5. bölüm

55 12 4
                                    

"Bir hoca geldi, kralın kendisine bıraktığı oğlunun şuan sarayda olduğunu söylüyor!"

- ❄️ -

Yongbok bir an aklından geçen tüm düşünceler yüzünden beyninin patlayacağını sandı.

Hyunjin ona aniden ne olduğunu bilmiyordu. Kalkıp ona doğru adımlarken sordu. "Sorun ne?"

"Yaklaşma!" Diye panikle fısıldadı ve sandalyeyi alıp anahtarı almak için üzerine çıktı. "Sendin odama giren, beni öldürmeye çalıştın!"

"Anlamıyorum."

"Bilmezlikten mi geliyorsun? Kendimi korumak için ısırdım kolunu, sensin eminim! Saraya vücudunda yara izi olan insanları almıyorlar."

Hyunjin koluna baktı. "Bunu mu diyorsunuz?"

Yongbok anahtarı nereye koyduğunu bulmaya çalışırken, Hyunjin onun yanına adımlayıp kucağına aldı onu. Yongbok tam bağıracakken ağzını da kapatıp sessizce fısıldadı. "Size söyledim! Anahtar bende. Önce beni dinleyin."

Tekrar dönüp yatağa otururken, kapı deliğinden bakan Jisung onları görmüştü. Ses etmeden ayrıldı oradan, adımların uzaklaşma sesi duyuluyordu.

Sonunda Yongbok hala kaçmasın diye onu belinden sıkıca tutarken, ses tonunu düzelterek konuştu. "Bu iz bende aylardır var, saraya girerken bir şey demediler çünkü iz görünen bir yerimde değildi."

"Neden vücudunda yara izi olsun? Ben daha yeni böyle bir şey yaşamışken-"

"Benim yakın bir arkadaşım, geçen sene öldü. Öfke krizleri geçirirdi ve o zaman yanına kim yaklaşırsa onu öldürmek istediklerini hissederdi.
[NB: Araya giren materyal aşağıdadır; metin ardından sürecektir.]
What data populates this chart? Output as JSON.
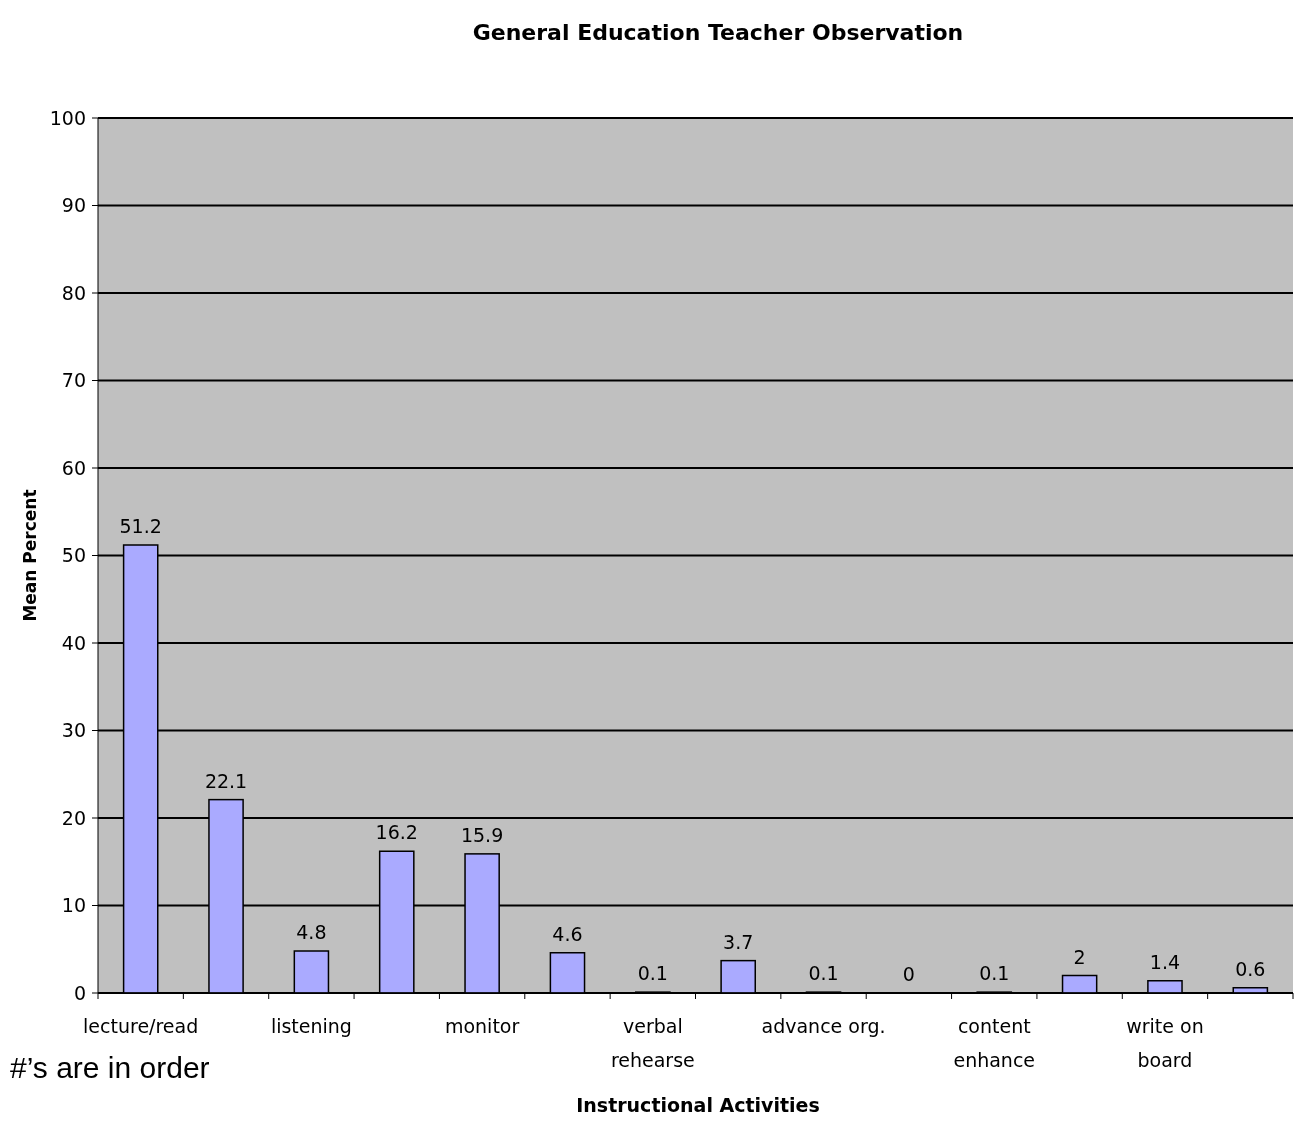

Kendisine zarar vermesin diye tutmaya çalıştım ama beni güçlü bir şekilde ısırdı."

"Aylarca izi kalmazdı o zaman."

"Hayır, ben onu bırakana dek ısırmaya devam etti. Kanadı, o zaman çok derin bir yaraydı. İzi de geçmiyor kolayca."
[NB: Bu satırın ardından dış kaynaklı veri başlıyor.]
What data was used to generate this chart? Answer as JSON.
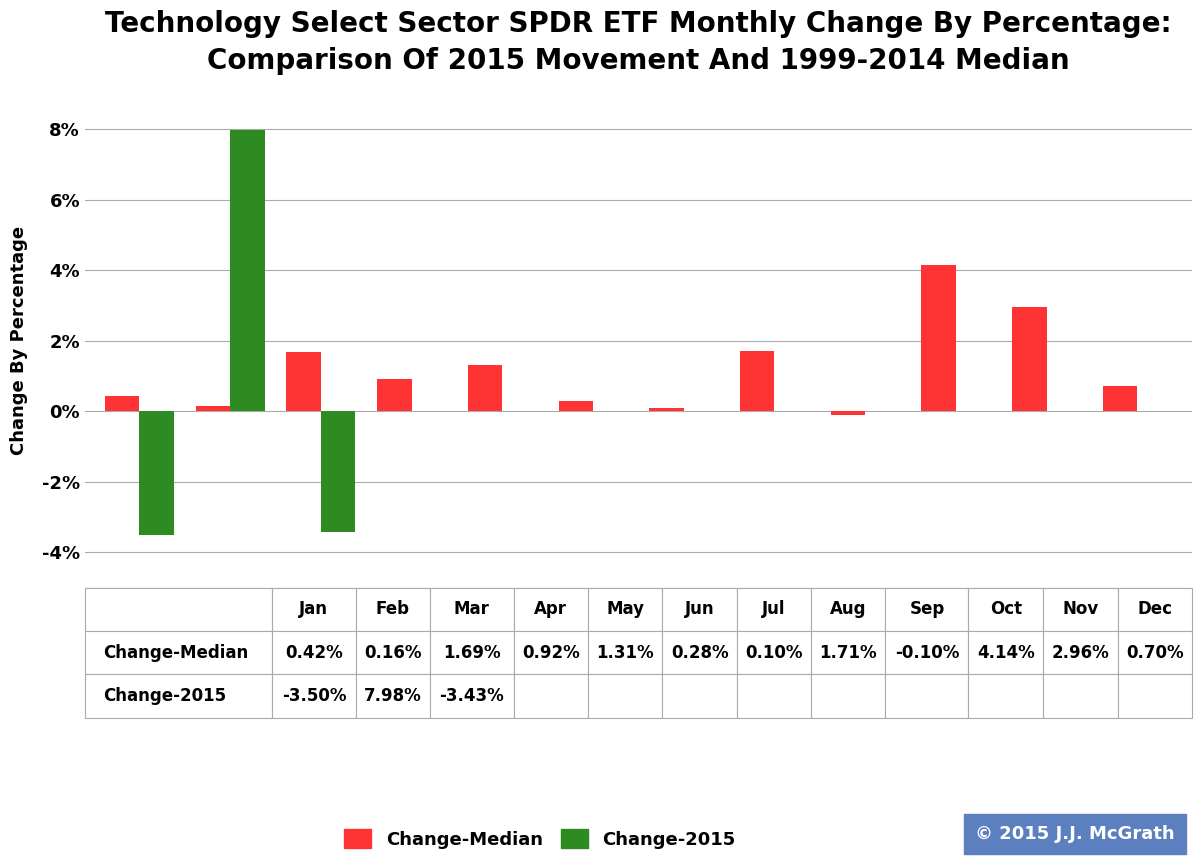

"Hiç düşünmeden cevap ver sana inanmamı istiyorsan, arkadaşının adı neydi?"

"Kim Seungmin." Bir saniye bile düşünmedi Hyunjin. Ayrıca ondan bahsederken gözleri de dolmuştu.

Yongbok onun yalan söylemediğini düşündü. Bir insan yalan söylemeden önce gözlerini kaçırırdı, ya da en azından bir saniye düşünürdü.
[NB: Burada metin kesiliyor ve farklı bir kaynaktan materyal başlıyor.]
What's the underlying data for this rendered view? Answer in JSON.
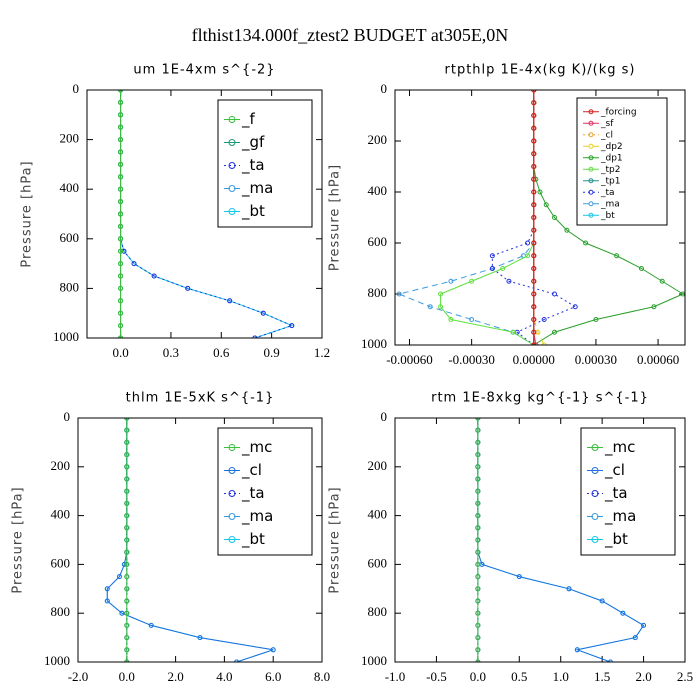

Hyunjin yine de onu ikna etmeye çalışıyordu. "Birisi odanıza mı girdi? Ben sizin korumanız olana kadar geceyi hep bizim için hazırlanmış odada geçirdim. Sorun isterseniz. Benden yine de şüpheleniyorsanız-"

"Hayır özür dilerim," dedi Yongbok. Hala titriyordu. Ağlamak üzereydi. Başını eğerek konuşmaya devam etti. "Ben babamın işlediği bir günahın kurbanı olmaktan çok korkuyorum. Özür dilerim, kötü bir şey yapmadığım halde yaşlanmadan ölmek istemiyorum..."

Hyunjin ona sarıldı. "Neden öleceksiniz ki? Beni sizi korumam için seçtiniz, canım pahasına koruyacağım."

"Jisung'u duydun mu?"

"Duydum, kardeşiniz mi var?"

"Yok, ablalarım ve ağabeyim dışında yok. Varmış ama ölmüş. Artık yok."